The monastery and island of Mont-Saint-Michel are one of the most popular sights in France, visited by 3.5 million visitors annually. Many of those visitors come on day trips from Paris to see one of the finest achievements of medieval architecture. Due to its location, on an island only reachable at low tide and on a foundation which proved to be unstable, the abbey was one of the most expensive and complicated construction projects of the era. The island, its buildings, and the surrounding bay have been on the UNESCO list of World Heritage Sites since 1979.

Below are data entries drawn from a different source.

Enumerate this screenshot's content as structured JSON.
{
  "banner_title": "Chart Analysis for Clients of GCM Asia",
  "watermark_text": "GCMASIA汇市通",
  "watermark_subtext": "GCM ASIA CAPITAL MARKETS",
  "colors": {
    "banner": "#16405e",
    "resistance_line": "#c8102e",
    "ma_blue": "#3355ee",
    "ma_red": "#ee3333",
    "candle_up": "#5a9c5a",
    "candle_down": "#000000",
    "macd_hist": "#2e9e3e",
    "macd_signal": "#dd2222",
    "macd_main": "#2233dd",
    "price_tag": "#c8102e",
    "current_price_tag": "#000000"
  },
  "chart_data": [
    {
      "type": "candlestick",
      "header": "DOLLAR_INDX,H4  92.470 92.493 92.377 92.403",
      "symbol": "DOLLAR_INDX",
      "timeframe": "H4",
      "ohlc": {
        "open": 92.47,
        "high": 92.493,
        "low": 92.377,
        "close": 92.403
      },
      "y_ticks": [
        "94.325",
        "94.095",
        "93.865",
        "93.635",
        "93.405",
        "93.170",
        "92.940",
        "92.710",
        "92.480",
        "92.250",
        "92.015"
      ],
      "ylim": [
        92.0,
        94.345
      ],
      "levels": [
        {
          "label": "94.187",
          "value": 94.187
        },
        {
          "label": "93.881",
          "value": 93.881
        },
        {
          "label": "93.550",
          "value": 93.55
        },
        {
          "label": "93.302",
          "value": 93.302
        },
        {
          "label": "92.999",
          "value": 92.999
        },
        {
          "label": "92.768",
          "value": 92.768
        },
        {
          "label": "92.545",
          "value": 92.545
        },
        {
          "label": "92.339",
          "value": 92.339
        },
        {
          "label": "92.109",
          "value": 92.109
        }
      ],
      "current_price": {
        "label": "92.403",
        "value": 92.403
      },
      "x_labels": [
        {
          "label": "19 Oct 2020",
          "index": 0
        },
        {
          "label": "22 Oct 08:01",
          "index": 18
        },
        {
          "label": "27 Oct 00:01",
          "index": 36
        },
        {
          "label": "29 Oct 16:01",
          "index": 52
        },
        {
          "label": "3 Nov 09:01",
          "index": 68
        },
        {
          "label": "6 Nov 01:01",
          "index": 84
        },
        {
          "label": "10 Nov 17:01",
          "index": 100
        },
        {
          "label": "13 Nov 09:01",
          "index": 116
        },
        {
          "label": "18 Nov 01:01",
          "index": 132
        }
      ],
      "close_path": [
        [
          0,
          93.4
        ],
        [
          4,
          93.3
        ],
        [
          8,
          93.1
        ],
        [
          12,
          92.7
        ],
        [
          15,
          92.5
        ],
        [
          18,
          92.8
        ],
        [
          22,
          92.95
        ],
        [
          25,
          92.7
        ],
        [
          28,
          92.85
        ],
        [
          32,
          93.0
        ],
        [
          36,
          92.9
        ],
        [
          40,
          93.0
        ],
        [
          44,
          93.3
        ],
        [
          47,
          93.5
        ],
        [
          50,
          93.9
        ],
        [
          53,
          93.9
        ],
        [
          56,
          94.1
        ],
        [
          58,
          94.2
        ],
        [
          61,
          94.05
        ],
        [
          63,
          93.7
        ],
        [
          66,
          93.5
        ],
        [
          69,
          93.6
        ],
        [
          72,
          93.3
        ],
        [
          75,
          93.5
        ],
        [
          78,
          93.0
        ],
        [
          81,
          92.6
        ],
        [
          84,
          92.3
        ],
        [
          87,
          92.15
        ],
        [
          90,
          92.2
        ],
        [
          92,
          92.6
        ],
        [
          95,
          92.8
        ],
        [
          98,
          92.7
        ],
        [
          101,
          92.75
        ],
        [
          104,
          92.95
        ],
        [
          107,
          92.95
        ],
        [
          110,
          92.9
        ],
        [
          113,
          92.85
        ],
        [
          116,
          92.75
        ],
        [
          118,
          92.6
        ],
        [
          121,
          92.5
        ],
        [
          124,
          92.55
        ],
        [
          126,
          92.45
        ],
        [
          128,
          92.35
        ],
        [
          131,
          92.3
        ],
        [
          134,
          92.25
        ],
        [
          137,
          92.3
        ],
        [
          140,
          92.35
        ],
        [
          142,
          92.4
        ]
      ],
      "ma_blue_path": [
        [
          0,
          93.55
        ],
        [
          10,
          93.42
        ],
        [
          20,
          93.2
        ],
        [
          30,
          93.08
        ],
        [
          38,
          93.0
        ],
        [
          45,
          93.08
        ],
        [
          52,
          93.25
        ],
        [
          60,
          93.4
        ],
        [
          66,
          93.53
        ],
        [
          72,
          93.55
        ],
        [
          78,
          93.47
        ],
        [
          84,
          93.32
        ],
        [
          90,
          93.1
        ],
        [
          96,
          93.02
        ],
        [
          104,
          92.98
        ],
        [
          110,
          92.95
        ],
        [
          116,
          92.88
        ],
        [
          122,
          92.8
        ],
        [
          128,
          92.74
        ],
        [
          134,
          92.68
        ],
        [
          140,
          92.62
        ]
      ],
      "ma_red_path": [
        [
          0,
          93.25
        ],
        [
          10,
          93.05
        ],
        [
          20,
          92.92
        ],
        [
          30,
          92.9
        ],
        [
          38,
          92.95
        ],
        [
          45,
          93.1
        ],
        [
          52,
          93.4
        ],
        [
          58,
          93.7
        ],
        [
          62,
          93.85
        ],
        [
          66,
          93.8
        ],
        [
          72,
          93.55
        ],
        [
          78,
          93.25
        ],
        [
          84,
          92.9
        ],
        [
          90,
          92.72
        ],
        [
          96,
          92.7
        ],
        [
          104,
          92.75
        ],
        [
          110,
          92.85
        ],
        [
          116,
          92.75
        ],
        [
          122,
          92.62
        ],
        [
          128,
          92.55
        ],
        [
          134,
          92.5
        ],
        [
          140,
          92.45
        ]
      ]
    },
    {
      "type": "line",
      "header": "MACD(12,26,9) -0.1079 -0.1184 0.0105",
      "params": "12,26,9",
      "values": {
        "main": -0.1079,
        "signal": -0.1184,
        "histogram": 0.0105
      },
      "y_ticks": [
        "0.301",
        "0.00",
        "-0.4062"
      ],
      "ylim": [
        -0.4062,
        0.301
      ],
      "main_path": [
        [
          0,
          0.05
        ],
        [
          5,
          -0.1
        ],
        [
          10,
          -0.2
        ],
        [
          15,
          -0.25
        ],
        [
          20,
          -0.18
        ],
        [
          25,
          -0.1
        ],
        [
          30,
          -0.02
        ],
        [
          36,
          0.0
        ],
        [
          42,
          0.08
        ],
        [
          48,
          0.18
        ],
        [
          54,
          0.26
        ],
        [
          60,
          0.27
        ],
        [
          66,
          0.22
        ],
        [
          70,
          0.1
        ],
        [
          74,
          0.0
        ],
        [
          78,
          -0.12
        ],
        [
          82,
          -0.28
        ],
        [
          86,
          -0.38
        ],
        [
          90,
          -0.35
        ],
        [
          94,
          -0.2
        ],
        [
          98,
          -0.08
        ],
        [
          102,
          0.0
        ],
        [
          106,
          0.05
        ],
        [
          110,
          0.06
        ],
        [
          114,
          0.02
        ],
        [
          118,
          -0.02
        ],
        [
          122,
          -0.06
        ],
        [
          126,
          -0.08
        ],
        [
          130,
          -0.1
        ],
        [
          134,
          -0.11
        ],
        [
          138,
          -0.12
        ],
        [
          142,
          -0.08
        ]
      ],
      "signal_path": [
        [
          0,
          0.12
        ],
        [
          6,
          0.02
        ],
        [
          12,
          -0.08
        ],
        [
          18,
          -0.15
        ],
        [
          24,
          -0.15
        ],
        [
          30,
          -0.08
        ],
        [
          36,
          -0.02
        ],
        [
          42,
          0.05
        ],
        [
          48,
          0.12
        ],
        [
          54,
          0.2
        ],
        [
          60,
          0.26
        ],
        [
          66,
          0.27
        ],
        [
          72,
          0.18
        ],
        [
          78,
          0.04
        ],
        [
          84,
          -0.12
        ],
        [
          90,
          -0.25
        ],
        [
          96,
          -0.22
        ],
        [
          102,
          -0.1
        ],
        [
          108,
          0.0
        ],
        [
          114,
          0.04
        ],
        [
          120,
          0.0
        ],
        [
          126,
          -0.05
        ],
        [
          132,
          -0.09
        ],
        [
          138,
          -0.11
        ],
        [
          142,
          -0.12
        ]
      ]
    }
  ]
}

What to Watch out for in Mont-Saint-Michel

Day trips to Mont-Saint-Michel usually include entry to the Abbaye du Mont-Saint-Michel, the stunning Benedictine abbey at the island’s peak, now used by monks and nuns from the Monastic Fraternities of Jerusalem. You’ll be able to visit the courtyards, halls, and corridors while taking a guided tour. While on the walk up to the abbey you might also stop off to see the parish church of Saint-Pierre, which is home to a statue of the patron saint of the island. Don’t forget to browse in the little shops and cafés on the Grand Rue. The island’s streets are generally very steep and you’ll need to climb several hundred steps to reach the monastery at the top.

Planning Your Trip

It’s possible to book day trips with a guide or with an audio guide to take you around the monastery. Most tours include transfers in air-conditioned buses. The drive takes about 4 hours from Paris. For the traveler who’d rather arrange their own day trip, it’s possible to take the train from Paris-Montparnasse and then change in Rennes or Villedieu-les-Poêles before transferring to a bus. The whole trip will take between 3 and 4 hours in each direction.
D-Day Landing Sites, Normandy | Paul Arps Flickr: CC BY 2.0

WWI Battlefields and D-Day Landing Sites

For those with an interest in military history, or simply those who want to learn more about the two world wars of the 20th Century, a day trip to either the battlefields of World War I or the Normandy beaches which were the center of the D-Day landings is well worth the time. Supported by an expert guide, you’ll learn a lot about the impact of war on the local populations, the experiences of the soldiers fighting, and you’ll be able to pay your respects to those who died in action.

The Somme

The Battle of the Somme was fought between July 1 and November 18, 1916, and was the largest battle on the Western Front during World War I. Although it’s been over 100 years since the battle was fought, visitors can still see the fields where trenches were built and British, French, and German soldiers fought for almost four full months. Most day trips which visit the Somme battlefields also spend some time at a cemetery where soldiers were buried, many of them without names and visit the Museum of the Great War in Peronne. It takes about two hours to drive to the battlefields of the Somme from Paris, and given the nature of the sites you’ll be visiting, you’ll either need a car of your own or to book a tour that includes transportation.

D-Day Beaches

D-Day is the most common name used to refer to the Normandy landings, which were also codenamed Operation Neptune. On June 6, 1944, Allied forces invaded France to begin the liberation of Western Europe during World War II, landing at five sections of beach codenamed Utah, Omaha, Gold, Juno, and Sword. There were extremely high numbers of casualties during the landing, but the operation was ultimately successful. The operation is often seen as marking the beginning of the end of the war in Europe. Day trips to the D-Day beaches can also include a visit to Mont-Saint-Michel, an island monastery off the Normandy coast, or to a military cemetery where you can pay your respects to the fallen. The drive from Paris to the beaches takes about 3 hours each way, so plan for a long day of traveling. It takes less than two hours to take a train from Paris to Caen, and just over two hours to Bayeaux, both of which are close to the beaches. At Caen, you can also pay a visit to the Allied Beaches Memorial Museum.